Date 29 September 2012
Event ESMO Congress 2012
Session Poster presentation I
Topics Cytotoxic agents
Surgical oncology
Non-small-cell lung cancer
Biological therapy
Radiation oncology
Presenter wilma Uyterlinde
Authors W. Uyterlinde1, A.D. Vincent2, J. Belderbos3, T. Korse4, P. Baas5, M. van den Heuvel6
  • 1Thoracic Oncology, nki-avl, 1066cx - amsterdam/NL
  • 2Biometrics, Antoni van Leeuwenhoek Hospital, Amsterdam/NL
  • 3Radiation Oncology, Netherlands Cancer Institute, Amsterdam/NL
  • 4Clinical Chemistry, nki-avl, 1066cx - amsterdam/NL
  • 5nki-avl, amsterdam/NL
  • 6Thoracic Oncology, nki-avl, amsterdam/NL



A prediction model for progression free survival (PFS) in patients with non-small cell lung cancer (NSCLC) and treated with concurrent chemoradiation (CCRT), would help optimizing customized treatment planning. We analysed several patient factors related to PFS in patients with medically inoperable stage II and III treated with CCRT.

Patients & methods

Consecutive patients with locally advanced NSCLC treated with CCRT between 2008 and 2011 were included. Treatment consisted of intensity modulated radiotherapy up to 66 Gy (24 x 2.75Gy), and concurrent daily low dose cisplatin (6mg/m2). Age, gender, performance status, weight loss, TNM, tumor volume, involved lymph nodes, histology, metabolic activity of the primary (SUVmax), and a series of lab values including CYFRA, CEA, CA125, SCC, NSE, MT, Leukocytes, Neutrophils, HB, LD and platelets, were assessed before the start of treatment.
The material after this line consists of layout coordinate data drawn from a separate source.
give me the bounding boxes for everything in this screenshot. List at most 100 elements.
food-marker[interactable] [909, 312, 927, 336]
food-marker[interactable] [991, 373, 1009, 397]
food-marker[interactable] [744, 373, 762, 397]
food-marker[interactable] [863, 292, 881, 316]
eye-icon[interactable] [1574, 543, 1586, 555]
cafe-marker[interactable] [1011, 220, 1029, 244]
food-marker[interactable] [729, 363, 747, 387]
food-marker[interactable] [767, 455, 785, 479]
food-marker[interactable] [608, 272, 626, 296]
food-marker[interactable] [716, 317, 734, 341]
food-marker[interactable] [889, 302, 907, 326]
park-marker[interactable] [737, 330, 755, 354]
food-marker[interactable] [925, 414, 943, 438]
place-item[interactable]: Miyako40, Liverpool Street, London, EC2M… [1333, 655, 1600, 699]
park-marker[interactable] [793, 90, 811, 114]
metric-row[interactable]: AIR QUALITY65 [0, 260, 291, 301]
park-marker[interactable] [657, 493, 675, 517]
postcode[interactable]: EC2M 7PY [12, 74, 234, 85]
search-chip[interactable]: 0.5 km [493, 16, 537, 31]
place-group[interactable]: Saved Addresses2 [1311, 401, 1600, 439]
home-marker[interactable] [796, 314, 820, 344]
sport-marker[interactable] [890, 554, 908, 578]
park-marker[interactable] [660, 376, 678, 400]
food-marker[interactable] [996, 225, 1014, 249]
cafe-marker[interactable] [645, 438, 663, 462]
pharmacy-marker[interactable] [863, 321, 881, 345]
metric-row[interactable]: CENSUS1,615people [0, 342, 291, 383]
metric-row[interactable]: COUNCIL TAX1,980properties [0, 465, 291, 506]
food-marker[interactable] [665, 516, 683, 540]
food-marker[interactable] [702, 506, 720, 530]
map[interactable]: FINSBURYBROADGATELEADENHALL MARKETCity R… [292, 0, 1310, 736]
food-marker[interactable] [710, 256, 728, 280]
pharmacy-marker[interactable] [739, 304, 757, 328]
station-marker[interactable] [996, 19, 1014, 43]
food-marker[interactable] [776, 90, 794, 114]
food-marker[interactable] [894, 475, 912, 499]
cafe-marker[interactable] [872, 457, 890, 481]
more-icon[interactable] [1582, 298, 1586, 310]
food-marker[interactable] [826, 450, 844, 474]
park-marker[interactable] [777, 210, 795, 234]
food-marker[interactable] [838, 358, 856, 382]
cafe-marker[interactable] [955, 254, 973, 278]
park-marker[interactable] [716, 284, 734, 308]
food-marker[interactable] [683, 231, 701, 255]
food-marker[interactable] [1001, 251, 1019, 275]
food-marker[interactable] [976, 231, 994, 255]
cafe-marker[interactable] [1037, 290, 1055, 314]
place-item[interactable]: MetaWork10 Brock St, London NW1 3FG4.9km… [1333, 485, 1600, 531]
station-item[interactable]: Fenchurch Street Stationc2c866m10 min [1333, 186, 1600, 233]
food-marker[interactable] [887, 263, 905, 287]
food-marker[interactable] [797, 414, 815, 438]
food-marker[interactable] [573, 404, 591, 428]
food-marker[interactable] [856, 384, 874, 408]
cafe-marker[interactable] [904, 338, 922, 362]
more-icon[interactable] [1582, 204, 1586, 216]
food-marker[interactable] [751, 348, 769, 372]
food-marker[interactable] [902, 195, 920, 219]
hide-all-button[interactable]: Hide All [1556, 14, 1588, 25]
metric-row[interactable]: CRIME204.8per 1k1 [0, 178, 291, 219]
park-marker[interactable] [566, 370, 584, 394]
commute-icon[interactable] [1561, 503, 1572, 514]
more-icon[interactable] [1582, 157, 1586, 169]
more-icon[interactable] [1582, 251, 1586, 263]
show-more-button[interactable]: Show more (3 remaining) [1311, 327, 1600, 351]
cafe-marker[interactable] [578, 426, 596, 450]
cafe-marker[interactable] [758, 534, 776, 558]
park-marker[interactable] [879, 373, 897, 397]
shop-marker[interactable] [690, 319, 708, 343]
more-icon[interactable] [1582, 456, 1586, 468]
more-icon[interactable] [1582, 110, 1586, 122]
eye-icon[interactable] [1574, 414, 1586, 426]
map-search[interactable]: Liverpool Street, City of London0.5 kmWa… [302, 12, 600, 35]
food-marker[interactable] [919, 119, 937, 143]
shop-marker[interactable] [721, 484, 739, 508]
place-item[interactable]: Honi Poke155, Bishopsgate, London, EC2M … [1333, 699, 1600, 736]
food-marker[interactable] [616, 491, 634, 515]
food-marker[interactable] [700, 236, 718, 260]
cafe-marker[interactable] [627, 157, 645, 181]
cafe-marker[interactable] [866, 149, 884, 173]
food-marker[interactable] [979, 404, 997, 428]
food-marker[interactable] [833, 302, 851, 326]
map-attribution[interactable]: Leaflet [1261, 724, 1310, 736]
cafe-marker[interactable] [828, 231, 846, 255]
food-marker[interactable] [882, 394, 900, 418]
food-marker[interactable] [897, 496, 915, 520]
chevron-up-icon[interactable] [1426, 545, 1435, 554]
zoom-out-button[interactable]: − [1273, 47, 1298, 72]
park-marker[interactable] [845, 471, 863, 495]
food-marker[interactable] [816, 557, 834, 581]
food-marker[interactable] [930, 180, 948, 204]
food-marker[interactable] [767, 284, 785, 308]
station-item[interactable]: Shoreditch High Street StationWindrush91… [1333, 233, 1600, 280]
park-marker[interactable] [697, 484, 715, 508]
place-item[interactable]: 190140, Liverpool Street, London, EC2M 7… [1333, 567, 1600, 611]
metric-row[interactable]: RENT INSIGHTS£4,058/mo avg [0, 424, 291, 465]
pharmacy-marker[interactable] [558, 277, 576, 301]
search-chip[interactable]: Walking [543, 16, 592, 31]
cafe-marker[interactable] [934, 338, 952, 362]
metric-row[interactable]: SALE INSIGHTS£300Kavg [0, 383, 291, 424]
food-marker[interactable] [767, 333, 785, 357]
All patients had a response evaluation by PET-CT scan six weeks after treatment followed by three-monthly X-rays or CT-scans. PFS was defined as the time from start of treatment until progression or death of any cause. Kruskal-Wallis and spearman correlation tests were used to assess associations between factors. Univariate, multivariate Cox proportional hazard models were used to identify high and low risk groups [Fig], defined using linear predictor tertiles.


Out of the 230 patients, 227 were eligible for analysis. With a median FU of 23 months the median PFS was 15 months (95% CI 12-21 months), and a 2 years overall survival of 55% (95% CI 48%-64%). At the time of analysis 134 PFS events had occurred. The primary factors associated with PFS were tumor volume and SCC, with the pairwise interactions between SCC and both gender and histology also being potentially important. A full Cox regression model including the interactions and a reduced model only including only SCC and tumor volume were constructed. In both models a difference in PFS at 24 months of roughly 40% was observed between the high-and low risk groups.


A model prognostic for PFS using SCC and tumor volume, was developed that identified stage II-III patients at high risk for progressive disease after CCRT. Validation of this model is ongoing.


All authors have declared no conflicts of interest.